El segundo ámbito significa cambiar profundamente las reglas de organización territorial y económica del país, de avanzar hacia representatividad real de la población en cada región, pudiendo elegir democráticamente a todas sus autoridades, de un cambio del sistema impositivo y del destino de los ingresos nacionales, dejando progresivamente atrás el presidencialismo absoluto que impone la actual Constitución Política y que el gobierno central decida la mayor parte de la inversión pública, pero manteniendo una solidaridad nacional de la riqueza que cada territorio produce para lograr un desarrollo más equitativo.
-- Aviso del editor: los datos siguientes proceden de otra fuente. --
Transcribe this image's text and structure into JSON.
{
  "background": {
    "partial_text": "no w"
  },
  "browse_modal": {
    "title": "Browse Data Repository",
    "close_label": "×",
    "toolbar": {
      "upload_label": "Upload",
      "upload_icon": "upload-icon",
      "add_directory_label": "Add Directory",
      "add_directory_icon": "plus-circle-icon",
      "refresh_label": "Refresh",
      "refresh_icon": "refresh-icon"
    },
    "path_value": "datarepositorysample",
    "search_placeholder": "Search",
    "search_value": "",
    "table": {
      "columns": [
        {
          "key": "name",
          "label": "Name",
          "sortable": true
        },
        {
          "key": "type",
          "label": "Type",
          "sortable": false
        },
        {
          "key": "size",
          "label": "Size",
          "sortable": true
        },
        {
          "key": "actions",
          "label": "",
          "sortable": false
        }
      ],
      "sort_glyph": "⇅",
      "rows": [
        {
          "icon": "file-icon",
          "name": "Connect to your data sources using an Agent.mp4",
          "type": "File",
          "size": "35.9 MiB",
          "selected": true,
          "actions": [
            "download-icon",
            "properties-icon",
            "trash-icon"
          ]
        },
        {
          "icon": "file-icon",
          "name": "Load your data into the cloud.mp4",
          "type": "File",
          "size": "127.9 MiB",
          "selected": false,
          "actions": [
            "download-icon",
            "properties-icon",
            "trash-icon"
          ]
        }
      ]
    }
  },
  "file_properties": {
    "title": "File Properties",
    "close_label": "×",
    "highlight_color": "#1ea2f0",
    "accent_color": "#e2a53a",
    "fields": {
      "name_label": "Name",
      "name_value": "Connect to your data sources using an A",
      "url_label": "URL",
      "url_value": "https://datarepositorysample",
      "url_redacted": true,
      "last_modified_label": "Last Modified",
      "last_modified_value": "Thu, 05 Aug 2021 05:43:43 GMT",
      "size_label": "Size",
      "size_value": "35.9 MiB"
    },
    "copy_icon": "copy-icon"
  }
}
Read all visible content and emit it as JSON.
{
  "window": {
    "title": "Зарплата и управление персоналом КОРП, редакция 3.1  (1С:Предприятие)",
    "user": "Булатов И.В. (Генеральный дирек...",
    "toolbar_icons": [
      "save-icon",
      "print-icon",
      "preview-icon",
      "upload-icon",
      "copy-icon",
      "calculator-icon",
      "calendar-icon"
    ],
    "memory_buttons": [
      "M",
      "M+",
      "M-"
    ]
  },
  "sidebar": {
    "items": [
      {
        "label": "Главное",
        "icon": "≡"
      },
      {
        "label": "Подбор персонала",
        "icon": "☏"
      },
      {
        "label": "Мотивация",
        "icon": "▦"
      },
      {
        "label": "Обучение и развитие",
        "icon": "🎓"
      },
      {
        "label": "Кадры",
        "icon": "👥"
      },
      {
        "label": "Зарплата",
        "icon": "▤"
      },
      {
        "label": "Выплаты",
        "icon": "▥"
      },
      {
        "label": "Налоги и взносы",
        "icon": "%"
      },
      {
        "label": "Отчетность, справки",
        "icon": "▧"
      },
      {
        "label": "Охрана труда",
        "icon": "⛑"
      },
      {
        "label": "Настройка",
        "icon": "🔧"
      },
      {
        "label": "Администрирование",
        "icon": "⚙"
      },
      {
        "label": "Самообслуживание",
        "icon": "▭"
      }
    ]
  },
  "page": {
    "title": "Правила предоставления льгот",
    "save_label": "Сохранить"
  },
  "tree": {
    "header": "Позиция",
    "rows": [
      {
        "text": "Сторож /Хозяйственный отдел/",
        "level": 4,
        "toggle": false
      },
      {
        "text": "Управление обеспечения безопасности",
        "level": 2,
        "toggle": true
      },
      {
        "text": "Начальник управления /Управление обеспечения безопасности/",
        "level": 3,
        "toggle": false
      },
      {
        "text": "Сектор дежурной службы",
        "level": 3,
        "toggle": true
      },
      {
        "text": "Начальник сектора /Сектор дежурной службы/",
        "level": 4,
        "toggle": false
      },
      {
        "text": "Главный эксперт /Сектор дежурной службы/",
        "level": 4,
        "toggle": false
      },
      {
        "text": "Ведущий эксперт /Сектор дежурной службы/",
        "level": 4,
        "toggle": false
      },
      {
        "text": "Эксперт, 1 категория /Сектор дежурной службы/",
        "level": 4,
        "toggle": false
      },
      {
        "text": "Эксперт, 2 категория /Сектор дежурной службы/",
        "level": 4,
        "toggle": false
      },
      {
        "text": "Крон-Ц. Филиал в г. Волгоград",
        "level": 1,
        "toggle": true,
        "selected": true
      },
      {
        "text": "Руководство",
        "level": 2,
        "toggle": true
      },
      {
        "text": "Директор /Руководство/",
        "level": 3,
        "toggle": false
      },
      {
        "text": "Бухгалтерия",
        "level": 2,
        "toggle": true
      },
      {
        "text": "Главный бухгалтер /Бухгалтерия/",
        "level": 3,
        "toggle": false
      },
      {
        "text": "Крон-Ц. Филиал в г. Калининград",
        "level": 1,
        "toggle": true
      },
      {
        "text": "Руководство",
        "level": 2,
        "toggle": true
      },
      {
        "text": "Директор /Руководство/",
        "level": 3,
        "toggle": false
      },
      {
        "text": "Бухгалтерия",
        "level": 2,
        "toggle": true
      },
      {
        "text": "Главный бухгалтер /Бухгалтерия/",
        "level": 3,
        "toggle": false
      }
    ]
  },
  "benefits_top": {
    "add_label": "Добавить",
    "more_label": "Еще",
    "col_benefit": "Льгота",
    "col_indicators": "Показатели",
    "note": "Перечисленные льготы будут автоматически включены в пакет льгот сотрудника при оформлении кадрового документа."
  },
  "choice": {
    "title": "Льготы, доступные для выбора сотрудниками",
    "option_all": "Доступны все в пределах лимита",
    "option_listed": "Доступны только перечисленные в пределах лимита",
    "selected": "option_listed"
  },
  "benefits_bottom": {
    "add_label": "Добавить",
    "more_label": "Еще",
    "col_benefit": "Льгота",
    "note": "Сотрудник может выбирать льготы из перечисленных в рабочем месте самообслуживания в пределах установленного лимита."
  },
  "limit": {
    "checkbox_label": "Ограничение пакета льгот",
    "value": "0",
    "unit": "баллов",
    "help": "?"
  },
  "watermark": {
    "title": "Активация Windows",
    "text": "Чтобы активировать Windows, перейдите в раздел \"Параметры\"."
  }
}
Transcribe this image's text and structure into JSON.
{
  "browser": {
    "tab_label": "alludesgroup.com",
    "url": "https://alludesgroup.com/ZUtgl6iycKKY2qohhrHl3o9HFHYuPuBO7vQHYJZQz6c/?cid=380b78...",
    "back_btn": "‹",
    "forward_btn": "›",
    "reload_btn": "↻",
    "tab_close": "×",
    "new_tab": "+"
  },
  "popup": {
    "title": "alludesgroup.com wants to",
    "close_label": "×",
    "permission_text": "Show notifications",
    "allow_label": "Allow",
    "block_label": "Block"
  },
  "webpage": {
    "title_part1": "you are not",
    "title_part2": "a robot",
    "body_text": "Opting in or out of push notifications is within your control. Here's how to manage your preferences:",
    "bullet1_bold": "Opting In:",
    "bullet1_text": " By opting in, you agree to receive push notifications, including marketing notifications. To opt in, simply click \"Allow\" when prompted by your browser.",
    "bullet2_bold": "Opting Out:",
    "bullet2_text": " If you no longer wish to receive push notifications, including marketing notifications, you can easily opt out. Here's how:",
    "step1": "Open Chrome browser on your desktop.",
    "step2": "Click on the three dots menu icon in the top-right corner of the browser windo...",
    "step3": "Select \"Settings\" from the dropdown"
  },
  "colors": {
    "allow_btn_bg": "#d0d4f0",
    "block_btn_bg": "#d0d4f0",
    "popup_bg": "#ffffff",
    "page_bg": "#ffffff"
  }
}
La posibilidad de diseñar en democracia una nueva Constitución Política, con una amplia participación ciudadana, ofrece un escenario que debe ser cuidado y aprovechado en todas sus dimensiones. Uno de los temas centrales será consagrar en dicha constitución una nueva estructura y organización del país, un acuerdo social que permita reflejar la diversidad cultural y territorial, y una distribución de la riqueza que garantice posibilidades de desarrollo para todos. Es un tremendo desafío.

La crisis social y de salud que vivimos hoy, nos muestra una vez más, la pobreza y la desigualdad que por años hemos disfrazado y ocultado. Hay un clamor general por dignidad y por terminar con los abusos. El sistema económico que se instaló en Chile se agotó y demuestra que más que la pobreza, el principal problema es la concentración de la riqueza del país. Un Chile descentralizado, pero no fragmentado, es una oportunidad que debemos explorar con todos sus desafíos en un nuevo pacto ciudadano para construir una sociedad más justa, solidaria y respetuosa de su diversidad cultural y territorial.